This invention relates in general to clock and data recovery systems, and more particularly, to digital data separators.
To receive a transmitted digital data stream, it is necessary to recover the clock signal of the data stream in order to synchronize to the stream. Once synchronization to the stream is established, the relative locations of the individual pulses of that stream are known and the data contained in the stream can be recovered.
In cases where the data stream exhibits jitter and speed variations, such as when the stream originates from a floppy disk or magnetic tape, the recovery of data can be impaired by these conditions. For example, when a data stream is encoded in the known MFM (Modified Frequency Modulated) format and the stream originates from a floppy disk or magnetic tape, the pulses which form the digital data stream are made more difficult to receive by these undesirable conditions. In this encoding technique, the data pulses are derived from the sensing of magnetic flux changes recorded on magnetic media. These data pulses are susceptible to a "peak shift jitter" phenomena and other forms of data jitter. Moreover, the digital data stream is susceptible to both long and short term speed variations resulting from motor speed variation in the disk or tape drive, movement of an elastic medium over a surface with friction and other sources. For these reasons, in order for a digital data separator to operate effectively, the digital data separator should tolerate a large degree of jitter in the data stream. The digital data separator should also have the ability to track long and short term speed variations.

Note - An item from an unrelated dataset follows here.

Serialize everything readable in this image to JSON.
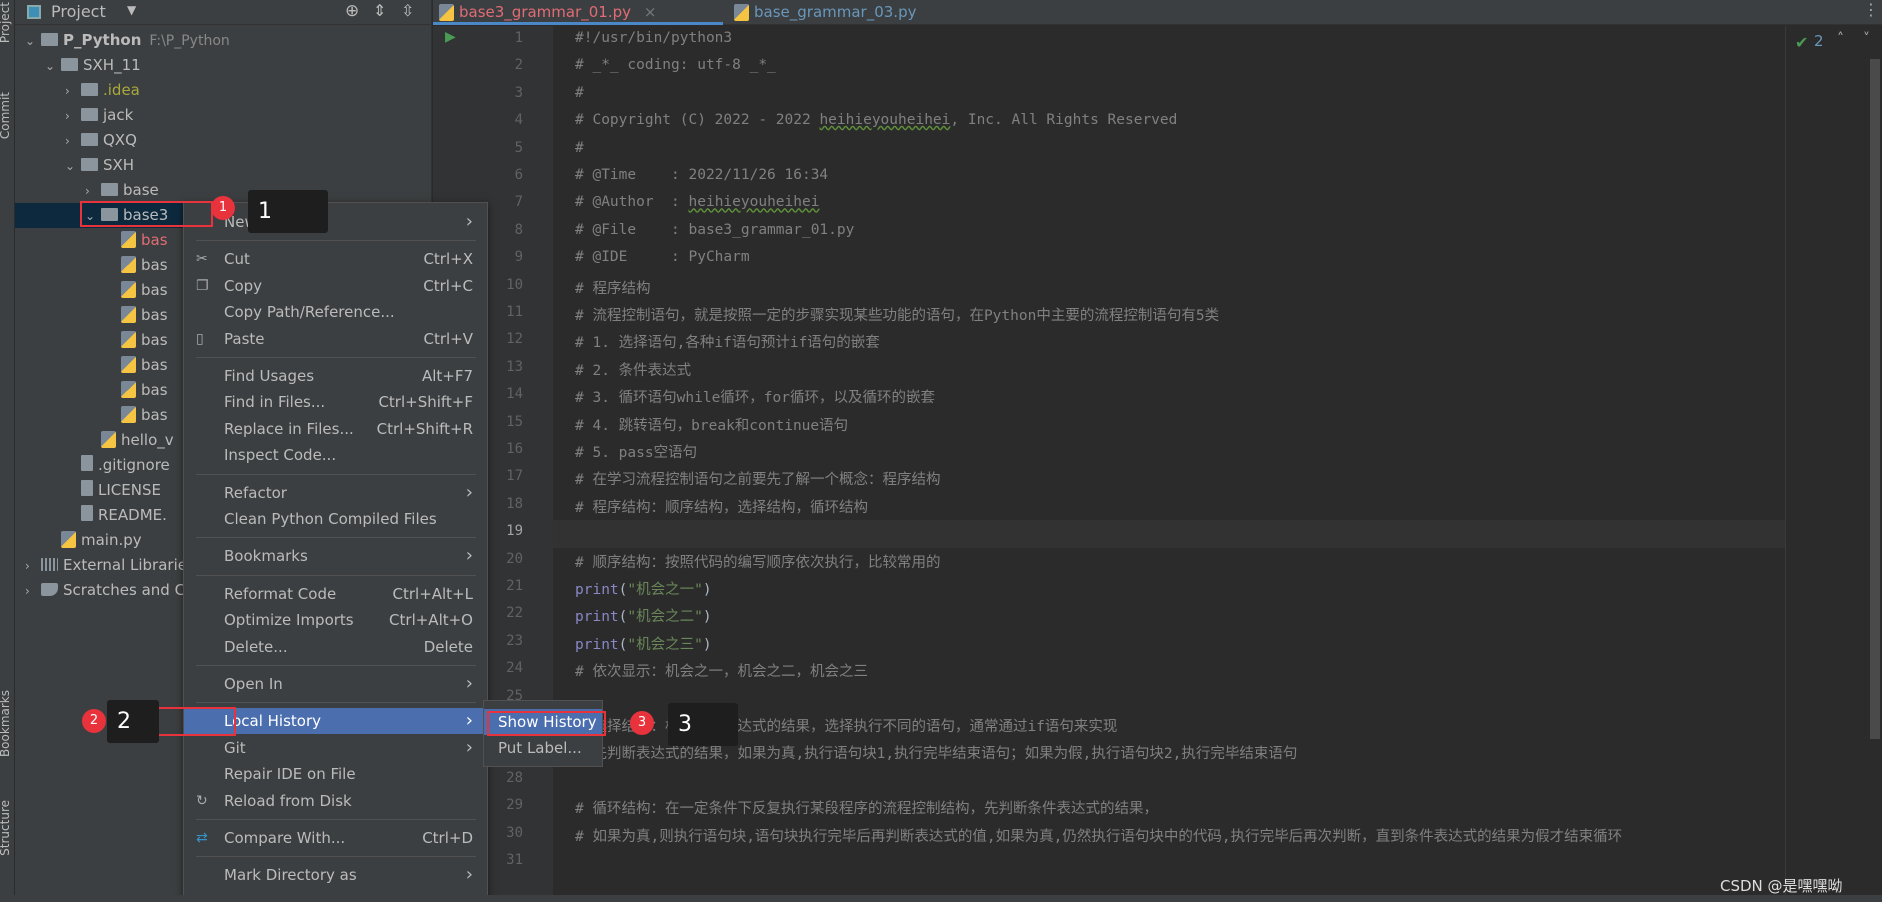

In the design of digital data separators, jitter tolerance and speed tracking are opposed goals that are traded off after a certain point. It is desirable to have a digital data separator which uses as much information as possible to meet these opposing goals. Loss of information through round-off error, quantization error such as determining when the first input data pulse has arrived, or other sources can directly result in the degradation of performance of a digital data separator.